André Sanfratello, le directeur de l'Espace 44, ne voit pas comment il pourra continuer à faire tourner son théâtre sans cette subvention. (Photo HADRIEN JAME)

"J’ai eu un statut d’intermittent très jeune et je l’ai perdu. André m’a permis de retravailler de revivre", confie Mélodie. "Pour qui moi qui redémarre une carrière d’artiste et qui n’ait pas de réseau ce lieu c’est un carré pour me produire. Je n’ai pas été payé, c’était bénévole, mais c’était génial. Cela, ça n’apparaît pas dans les lignes de compte, on existe au-delà des statistiques", plaide une autre artiste. Dans une vidéo diffusée à l’assistance, Cynthia une artiste aux créations conceptuelles partage quant à elle son désarroi de voir disparaître un lieu qui "autorise beaucoup d’imagination scénique. On est complètement dévasté à l’idée que ce lieu si précieux puisse disparaître. Il fait le lien entre la création et l’innovation et donne un espace de recherche aux artistes. C’est un lieu historique et ancré dans la modernité".

"On ne se comprend pas"

Des messages empreints d’une forte émotion, ce qui n’a pas manqué de toucher Nathalie Perrin-Gilbert, qui admet que "ces témoignages sont émouvants, légitimes est sincères". D'un autre côté, elle maintient qu'il est aujourd'hui indispensable pour l'Espace 44 de "trouver un équilibre entre l’accompagnement professionnel et l’ouverture à des pratiques plus amateurs qui sont en train de se chercher esthétiquement et culturellement".

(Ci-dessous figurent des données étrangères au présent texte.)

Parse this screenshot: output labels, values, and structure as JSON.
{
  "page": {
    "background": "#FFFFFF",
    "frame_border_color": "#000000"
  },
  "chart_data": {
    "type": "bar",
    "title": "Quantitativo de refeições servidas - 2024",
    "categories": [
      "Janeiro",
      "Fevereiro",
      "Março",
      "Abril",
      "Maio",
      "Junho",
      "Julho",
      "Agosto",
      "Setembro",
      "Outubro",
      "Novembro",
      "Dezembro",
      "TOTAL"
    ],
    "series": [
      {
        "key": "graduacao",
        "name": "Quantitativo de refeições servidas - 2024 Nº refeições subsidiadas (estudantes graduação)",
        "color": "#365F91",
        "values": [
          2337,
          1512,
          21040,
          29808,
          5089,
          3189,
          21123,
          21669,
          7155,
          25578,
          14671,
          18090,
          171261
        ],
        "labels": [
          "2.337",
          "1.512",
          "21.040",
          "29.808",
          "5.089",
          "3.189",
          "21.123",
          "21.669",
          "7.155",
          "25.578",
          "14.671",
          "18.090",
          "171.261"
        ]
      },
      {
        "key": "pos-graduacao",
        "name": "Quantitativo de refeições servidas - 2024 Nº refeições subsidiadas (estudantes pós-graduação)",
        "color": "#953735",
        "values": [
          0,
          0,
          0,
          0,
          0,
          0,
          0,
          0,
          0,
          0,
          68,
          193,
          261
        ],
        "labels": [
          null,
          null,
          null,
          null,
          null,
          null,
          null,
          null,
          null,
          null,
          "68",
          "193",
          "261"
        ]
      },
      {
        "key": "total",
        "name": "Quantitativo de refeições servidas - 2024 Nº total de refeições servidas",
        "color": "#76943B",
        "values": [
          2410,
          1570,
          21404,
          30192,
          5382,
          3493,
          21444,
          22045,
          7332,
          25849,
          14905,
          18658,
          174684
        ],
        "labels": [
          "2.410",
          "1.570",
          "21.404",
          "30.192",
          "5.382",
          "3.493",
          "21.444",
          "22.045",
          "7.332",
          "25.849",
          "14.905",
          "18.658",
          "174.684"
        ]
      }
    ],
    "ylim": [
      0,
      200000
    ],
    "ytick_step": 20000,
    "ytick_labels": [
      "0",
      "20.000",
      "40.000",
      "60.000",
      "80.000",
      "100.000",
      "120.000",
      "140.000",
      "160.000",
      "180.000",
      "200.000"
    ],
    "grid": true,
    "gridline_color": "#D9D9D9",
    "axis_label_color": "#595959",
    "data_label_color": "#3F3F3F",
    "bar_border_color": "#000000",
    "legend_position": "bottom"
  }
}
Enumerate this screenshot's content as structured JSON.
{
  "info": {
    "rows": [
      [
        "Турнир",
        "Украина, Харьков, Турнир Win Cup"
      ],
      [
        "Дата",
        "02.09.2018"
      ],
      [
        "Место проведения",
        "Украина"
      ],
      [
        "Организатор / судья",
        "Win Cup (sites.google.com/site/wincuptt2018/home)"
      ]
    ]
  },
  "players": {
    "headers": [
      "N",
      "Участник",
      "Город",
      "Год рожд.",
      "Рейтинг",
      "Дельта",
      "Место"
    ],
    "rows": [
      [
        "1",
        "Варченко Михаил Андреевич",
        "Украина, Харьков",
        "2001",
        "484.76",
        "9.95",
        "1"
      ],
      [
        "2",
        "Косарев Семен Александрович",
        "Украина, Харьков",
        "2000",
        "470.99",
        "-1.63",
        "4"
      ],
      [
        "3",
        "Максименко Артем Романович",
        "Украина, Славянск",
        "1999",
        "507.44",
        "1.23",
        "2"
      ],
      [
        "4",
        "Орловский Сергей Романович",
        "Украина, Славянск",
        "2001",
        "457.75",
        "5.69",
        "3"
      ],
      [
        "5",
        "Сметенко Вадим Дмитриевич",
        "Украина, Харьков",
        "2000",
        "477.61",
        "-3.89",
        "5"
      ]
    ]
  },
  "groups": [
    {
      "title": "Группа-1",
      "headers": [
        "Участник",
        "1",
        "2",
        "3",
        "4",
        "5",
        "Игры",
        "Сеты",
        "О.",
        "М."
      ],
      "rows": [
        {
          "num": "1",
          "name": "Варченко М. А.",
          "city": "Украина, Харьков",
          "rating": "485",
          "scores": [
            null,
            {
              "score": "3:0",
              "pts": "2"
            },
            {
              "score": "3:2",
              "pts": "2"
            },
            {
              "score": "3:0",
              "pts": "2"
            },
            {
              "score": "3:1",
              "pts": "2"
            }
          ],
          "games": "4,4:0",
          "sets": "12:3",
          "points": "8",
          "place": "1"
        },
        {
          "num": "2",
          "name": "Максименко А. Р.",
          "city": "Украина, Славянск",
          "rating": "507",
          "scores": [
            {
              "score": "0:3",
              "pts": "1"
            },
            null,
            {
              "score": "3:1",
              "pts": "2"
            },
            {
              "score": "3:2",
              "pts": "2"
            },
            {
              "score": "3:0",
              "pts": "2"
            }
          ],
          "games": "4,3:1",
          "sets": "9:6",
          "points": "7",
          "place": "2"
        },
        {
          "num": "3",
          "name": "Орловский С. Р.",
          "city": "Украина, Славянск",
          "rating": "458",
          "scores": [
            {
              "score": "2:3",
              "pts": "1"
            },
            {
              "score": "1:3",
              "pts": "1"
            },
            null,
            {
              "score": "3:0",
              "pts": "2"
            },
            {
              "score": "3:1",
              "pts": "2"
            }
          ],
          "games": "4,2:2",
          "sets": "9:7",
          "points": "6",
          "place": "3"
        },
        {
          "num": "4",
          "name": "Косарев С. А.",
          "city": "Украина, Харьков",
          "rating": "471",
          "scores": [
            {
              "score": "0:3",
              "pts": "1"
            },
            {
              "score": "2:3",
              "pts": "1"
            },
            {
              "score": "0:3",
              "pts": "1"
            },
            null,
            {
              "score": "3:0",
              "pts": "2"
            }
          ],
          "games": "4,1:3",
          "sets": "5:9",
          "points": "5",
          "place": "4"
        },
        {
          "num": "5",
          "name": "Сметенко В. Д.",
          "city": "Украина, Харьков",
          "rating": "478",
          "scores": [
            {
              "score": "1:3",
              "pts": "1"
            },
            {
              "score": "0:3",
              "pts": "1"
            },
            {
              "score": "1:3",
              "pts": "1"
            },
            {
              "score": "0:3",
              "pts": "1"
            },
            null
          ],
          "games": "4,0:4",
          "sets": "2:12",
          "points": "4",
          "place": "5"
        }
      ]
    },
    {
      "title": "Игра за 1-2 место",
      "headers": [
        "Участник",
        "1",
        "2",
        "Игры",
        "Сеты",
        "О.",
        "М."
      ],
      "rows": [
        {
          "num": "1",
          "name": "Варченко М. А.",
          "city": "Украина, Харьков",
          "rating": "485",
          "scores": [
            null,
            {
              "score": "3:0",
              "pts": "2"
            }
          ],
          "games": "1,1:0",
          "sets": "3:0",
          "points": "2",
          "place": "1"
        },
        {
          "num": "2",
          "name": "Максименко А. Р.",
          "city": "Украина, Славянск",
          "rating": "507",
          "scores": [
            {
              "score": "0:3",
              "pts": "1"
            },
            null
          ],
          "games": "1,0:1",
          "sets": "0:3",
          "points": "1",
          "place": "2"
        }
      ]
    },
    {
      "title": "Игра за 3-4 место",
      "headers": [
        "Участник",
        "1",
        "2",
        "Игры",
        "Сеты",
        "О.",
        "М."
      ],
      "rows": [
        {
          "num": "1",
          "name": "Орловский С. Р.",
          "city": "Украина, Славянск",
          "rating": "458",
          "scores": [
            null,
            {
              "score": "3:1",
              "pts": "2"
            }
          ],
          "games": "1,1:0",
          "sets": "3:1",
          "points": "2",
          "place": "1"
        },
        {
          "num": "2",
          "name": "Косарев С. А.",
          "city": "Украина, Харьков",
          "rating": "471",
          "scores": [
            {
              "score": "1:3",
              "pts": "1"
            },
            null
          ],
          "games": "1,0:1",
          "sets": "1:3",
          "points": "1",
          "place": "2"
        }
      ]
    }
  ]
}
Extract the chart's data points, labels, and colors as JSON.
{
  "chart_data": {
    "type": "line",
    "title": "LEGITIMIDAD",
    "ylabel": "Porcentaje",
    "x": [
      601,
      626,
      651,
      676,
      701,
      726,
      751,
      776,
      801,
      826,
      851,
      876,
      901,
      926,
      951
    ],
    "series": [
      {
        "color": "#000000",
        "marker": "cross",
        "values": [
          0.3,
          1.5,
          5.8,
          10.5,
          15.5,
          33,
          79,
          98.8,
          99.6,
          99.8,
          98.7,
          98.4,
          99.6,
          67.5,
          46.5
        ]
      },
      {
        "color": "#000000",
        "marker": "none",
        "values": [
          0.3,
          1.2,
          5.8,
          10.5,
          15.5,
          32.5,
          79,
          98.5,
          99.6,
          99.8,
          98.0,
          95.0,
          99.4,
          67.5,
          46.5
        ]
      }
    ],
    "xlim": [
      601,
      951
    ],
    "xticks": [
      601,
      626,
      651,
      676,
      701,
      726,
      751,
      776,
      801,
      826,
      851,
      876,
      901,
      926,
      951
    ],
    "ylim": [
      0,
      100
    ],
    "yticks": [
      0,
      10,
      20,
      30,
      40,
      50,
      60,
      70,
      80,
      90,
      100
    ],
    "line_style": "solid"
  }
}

Alors qu’une pétition ouverte sur Change.org pour sauver le théâtre réunit déjà plus de 1 700 signatures, l’élue attend désormais qu’André Sanfratello lui présente un projet répondant aux critères de la Ville pour envisager de revoir son aide à la hausse. Après une heure d'échanges, lui, peine toujours à voir en quoi le lieu qu'il porte à bout de bras depuis 40 ans ne répond pas à l'accompagnement et à la diffusion des artistes, "on ne se comprend pas" se désole-t-il.